Understanding alert system


(Override) #1

Hey there!

I’m having problems to understand how alert system works with their state resolved / unresolved
I’m running Graylog 2.4.6 configured to receive syslog alerts from differents servers

I’ve created 2 alerts to match ssh authentications
The field on “message” and the value to be either “Accepted” or “failure” (easy match to trigger)
Grace period 0, backlog 1 line, and repeat notifications.

For some hosts, I receive a mail, for the others, nothing.
A quick search confirms me that Graylog received the log containing my ssh login, so this part is working.

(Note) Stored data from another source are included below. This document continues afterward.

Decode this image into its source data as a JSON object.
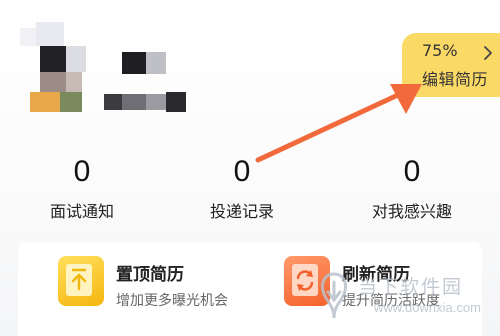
{
  "resume": {
    "completion": "75%",
    "edit_label": "编辑简历"
  },
  "stats": [
    {
      "count": "0",
      "label": "面试通知"
    },
    {
      "count": "0",
      "label": "投递记录"
    },
    {
      "count": "0",
      "label": "对我感兴趣"
    }
  ],
  "services": [
    {
      "title": "置顶简历",
      "subtitle": "增加更多曝光机会",
      "icon": "pin-to-top-icon",
      "color": "#f7be1f"
    },
    {
      "title": "刷新简历",
      "subtitle": "提升简历活跃度",
      "icon": "refresh-icon",
      "color": "#f67341"
    }
  ],
  "watermark": {
    "text": "当下软件园",
    "url": "www.downxia.com"
  },
  "colors": {
    "badge": "#fbd967",
    "arrow": "#f26a3c",
    "pin_icon": "#f7be1f",
    "refresh_icon": "#f67341"
  }
}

I’ve seen on this topic that you need to repeat notifications AND a non matching alert to make it work, what is a non alert ?

Feedback appreciated!

Thanks,


(Jan Doberstein) #2

He @Krash

Graylog will run the search periodical (that is basically the alerting) - a non-alert refers to a search that does not have a result.

If you have a search alert run that does not return true the alert will be resolved.


(Override) #3

Hey Jan,

So I have to create a new condition alert with nothing to match, in order to resolve my incidents ?


(Jan Doberstein) #4

no -

You search for the field content 1 in the field number - the alert will be active as long as 1 is found in the field in the time you specific for the alert. If 1 is not found the alert will be resolved.

Does this now make sence to you?`


(Override) #5

Oh, yeah, that’s what i understood. but as soon as i received no mails for some hosts, i thought it came from here.

So yeah, i’ve configured alert to match text “Accepted” on field message. When it matches, alert goes to Unresolved, then next syslog line received (not matching, of course), alert goes to Resolved.

Sooooo how can I debug non received alerts ?


(Philipp Ruland) #6

Heyo :slight_smile:

I think you’re missing one little detail that you need to know to understand Graylog alerts.
Alerts trigger when at least one match was found. It does not trigger for each match individually.

This means: The alert conditions are checked every 60 seconds. If you have a search interval of 1 minute and there has been 4 hosts that match your search criteria in this timespan, Graylog will generate ONLY ONE alert for all 4 matches.

If you want an alert for each host, you’ll either have to define a stream, alert and notification for each host or you’ll have to increase the backlog size to accomodate all hosts and parse the hosts from that lists.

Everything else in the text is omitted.